FEATURES - Strategic Solution Series
January 22, 2015

Altair Semiconductor Addresses IoT with LTE-Specific Solutions


Altair Semiconductor, a chipset company that’s been in business for a decade, offers LTE-only chipsets. This year the company aims to disrupt the M2M/IoT space with the introduction of an optimized LTE-only chipset.

The IoT Evolution Magazine recently spoke with Eran Eshed, co-founder, and vice president of marketing and business development, at Altair Semiconductor, to learn more about the company and get a preview of what it has in store.

How did Altair Semiconductor get started, and how has it evolved to what it is now?

Eshed: Altair was founded in 2005 with a mission of becoming a leader in high performance, low power 4G chipsets. While mobile WiMAX was the only mature 4G standard at the time, we architected our chipset with a line of sight to LTE, as we were expecting it to play a major role in 4G's development. The novel architecture we had developed enabled us a smooth and relatively quick shift to LTE as 4G undercurrents started settling, and helped us introduce in 2009 the first commercial LTE chipset intended for end devices. Since then we have achieved many industry firsts and have managed to become the clear No. 1 single-mode LTE chipset supplier, in terms of unit shipments, number of customers, and global carrier footprint.

What are Altair’s key products today, and how are they being used?

Eshed: Our portfolio includes chipset platform solutions for a wide spectrum of devices, from personal computing devices such as tablets, notebooks and Chromebooks, through small form factor, battery operated consumer devices, such as action cameras, and all the way to very high performance gateway and CPE products. Some of the better known Altair-powered products that ship in the market today are a tablet by Verizon Wireless called Ellipsis 7 and two Chromebook products from HP and Asus. In addition, we are constantly increasing our M2M footprint through small and affordable LTE-only modules built by several customers.

Altair’s CAT-4 150mbps LTE chipset was recently certified by Verizon Wireless. Tell us about it.
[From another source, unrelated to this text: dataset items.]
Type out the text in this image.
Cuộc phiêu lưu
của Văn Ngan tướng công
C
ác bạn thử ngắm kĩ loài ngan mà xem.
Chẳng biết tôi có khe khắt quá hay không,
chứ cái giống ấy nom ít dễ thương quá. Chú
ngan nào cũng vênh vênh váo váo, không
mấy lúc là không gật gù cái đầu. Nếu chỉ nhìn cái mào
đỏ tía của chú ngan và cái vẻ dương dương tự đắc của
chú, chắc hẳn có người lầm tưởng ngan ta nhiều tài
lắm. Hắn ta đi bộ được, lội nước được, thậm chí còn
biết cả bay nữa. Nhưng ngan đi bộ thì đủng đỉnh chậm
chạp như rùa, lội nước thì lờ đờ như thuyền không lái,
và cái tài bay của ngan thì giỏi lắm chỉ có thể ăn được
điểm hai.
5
Eshed: This is our second-generation LTE chipset. (We have been shipping our previous CAT-3 chipset since 2009!) Called FourGee-3800/6300, this chipset sets the industry benchmark for performance/cost and power consumption. Aside from its higher throughput support, we have integrated a powerful application and network CPU to facilitate customer application execution, VoLTE capabilities, and support for eMBMS and advanced LTE-A features. The chipset is already integrated in numerous devices and will ship in commercial products very soon.

How does Altair see itself fitting into the IoT/M2M ecosystem?

Eshed: LTE is perceived as a high-speed/power/cost cellular technology, not quite the first choice for M2M and IoT use cases. This perception is about to change as new variants of LTE, optimized for lower-speed and more power/cost-sensitive applications – LTE-MTC in 3GPP jargon, Machine Type Communications. As in many other cases, the smaller players – the ones who are fast to market, agile and aggressive – are spearheading these new technology introductions. Altair prides itself on playing a pivotal role in bringing LTE in data-centric devices (as opposed to smartphones) to where they are today – a premium feature transformed into a commodity – affordable and accessible. We aim to play a similar role in this new and emerging IoT space. Disruption is our raison d'être.

Many IoT endpoints don’t require the high speeds that today’s LTE networks deliver. Yet some of the largest cellular service providers are sun-setting their older, 2G networks. What does this mean for organizations implementing IoT?

Eshed: Looking at this paradigm from a single dimension – in this case speed – misses the point. Carriers to date have served tens of millions of M2M subscribers with 2G networks. In most cases these networks delivered on the need, in others, they didn’t, and more expensive 3G connections were put to use. Two things are now happening – the first one has to do with 4G being dramatically more spectrally efficient and better than 2G, so carriers simply cannot afford not to migrate. This is what sun-setting is all about, adapting to the changing techno-economic reality. The second one is the anticipated growth of IoT, which renders 2G almost irrelevant. LTE is the only means by which cellular carriers will get a seat at the IoT table. LTE is not a nice-to-have; for them, it is an absolute must.

If there’s just one thing readers need to know about Altair Semiconductor, what is that one thing?

Eshed: Altair is a challenger – we never assume something cannot be done. This kind of DNA is essential for small companies competing in big markets. Innovate or die is our motto.